The comments of the likes of Ed Vaizey, MP for Wantage, and Tony Baldry, MP for Banbury, will resonate particularly strongly at County Hall with elections only six weeks away.

The two represent constituencies that are earmarked for possible incinerators — one at Sutton Courtenay and one at Ardley — so it is no surprise to find them reflecting local concerns.

Mr Vaizey in particular has expressed himself robustly, going so far as to suggest that the county council should go back to the drawing board.

The fears of Mr Baldry that the county could end up with two incinerators instead of one, effectively incinerating the waste of other counties as well as our own, highlight the awkward way that the county council has chosen to deal with the waste issue.

We criticised County Hall some time ago for failing to take a lead on how it proposed to deal with Oxfordshire’s excess waste.

It was a long time before it formulated its policy, and, when it did, it effectively decided to leave it to the market. Private companies would be asked to come forward with the best solutions and the county council would be neutral.

We have ended up with two competing proposals for incineration, both seeking the county council’s contract and both seeking planning permission for separate sites.
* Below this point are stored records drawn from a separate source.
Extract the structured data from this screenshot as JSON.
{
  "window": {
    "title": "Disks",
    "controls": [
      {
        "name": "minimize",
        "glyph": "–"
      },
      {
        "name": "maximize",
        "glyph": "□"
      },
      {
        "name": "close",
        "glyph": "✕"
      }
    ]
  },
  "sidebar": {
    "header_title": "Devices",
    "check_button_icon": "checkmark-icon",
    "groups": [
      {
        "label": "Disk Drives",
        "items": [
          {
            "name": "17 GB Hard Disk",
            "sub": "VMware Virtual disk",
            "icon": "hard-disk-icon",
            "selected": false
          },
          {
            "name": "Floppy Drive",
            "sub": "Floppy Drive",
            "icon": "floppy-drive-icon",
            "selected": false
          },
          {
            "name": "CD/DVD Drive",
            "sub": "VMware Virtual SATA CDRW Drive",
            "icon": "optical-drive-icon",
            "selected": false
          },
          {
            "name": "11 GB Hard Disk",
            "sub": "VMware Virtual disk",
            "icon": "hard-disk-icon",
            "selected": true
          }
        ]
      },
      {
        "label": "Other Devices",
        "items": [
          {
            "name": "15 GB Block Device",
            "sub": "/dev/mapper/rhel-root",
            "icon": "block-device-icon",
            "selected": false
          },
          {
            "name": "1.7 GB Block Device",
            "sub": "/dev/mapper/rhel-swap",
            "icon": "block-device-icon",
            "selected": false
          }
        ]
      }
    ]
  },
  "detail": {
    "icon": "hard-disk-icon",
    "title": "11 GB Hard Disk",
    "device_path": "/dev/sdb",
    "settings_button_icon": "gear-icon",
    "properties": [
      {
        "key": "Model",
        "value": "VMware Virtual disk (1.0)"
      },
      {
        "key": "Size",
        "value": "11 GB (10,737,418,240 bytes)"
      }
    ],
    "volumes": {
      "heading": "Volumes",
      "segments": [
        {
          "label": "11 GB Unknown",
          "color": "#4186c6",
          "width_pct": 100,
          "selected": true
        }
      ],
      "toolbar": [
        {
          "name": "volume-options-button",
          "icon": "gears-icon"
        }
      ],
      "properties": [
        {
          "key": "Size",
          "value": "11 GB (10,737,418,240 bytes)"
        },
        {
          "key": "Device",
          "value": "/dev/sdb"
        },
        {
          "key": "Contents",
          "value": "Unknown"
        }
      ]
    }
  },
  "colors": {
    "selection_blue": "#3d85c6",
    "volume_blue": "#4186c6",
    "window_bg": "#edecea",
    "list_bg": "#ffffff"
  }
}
We do not have enough technical knowledge to judge the rights and wrongs of this particular method of dealing with waste. Nor do we have the knowledge to judge whether it is ultimately safe or not.

What we do know is that there are plenty of people who either believe that it is not safe or that the evidence is unclear one way or the other.

The best you can say of the county council’s approach is that it has probably given us the cheapest option rather than the best, and that it could potentially lead to Oxfordshire becoming a centre for incineration.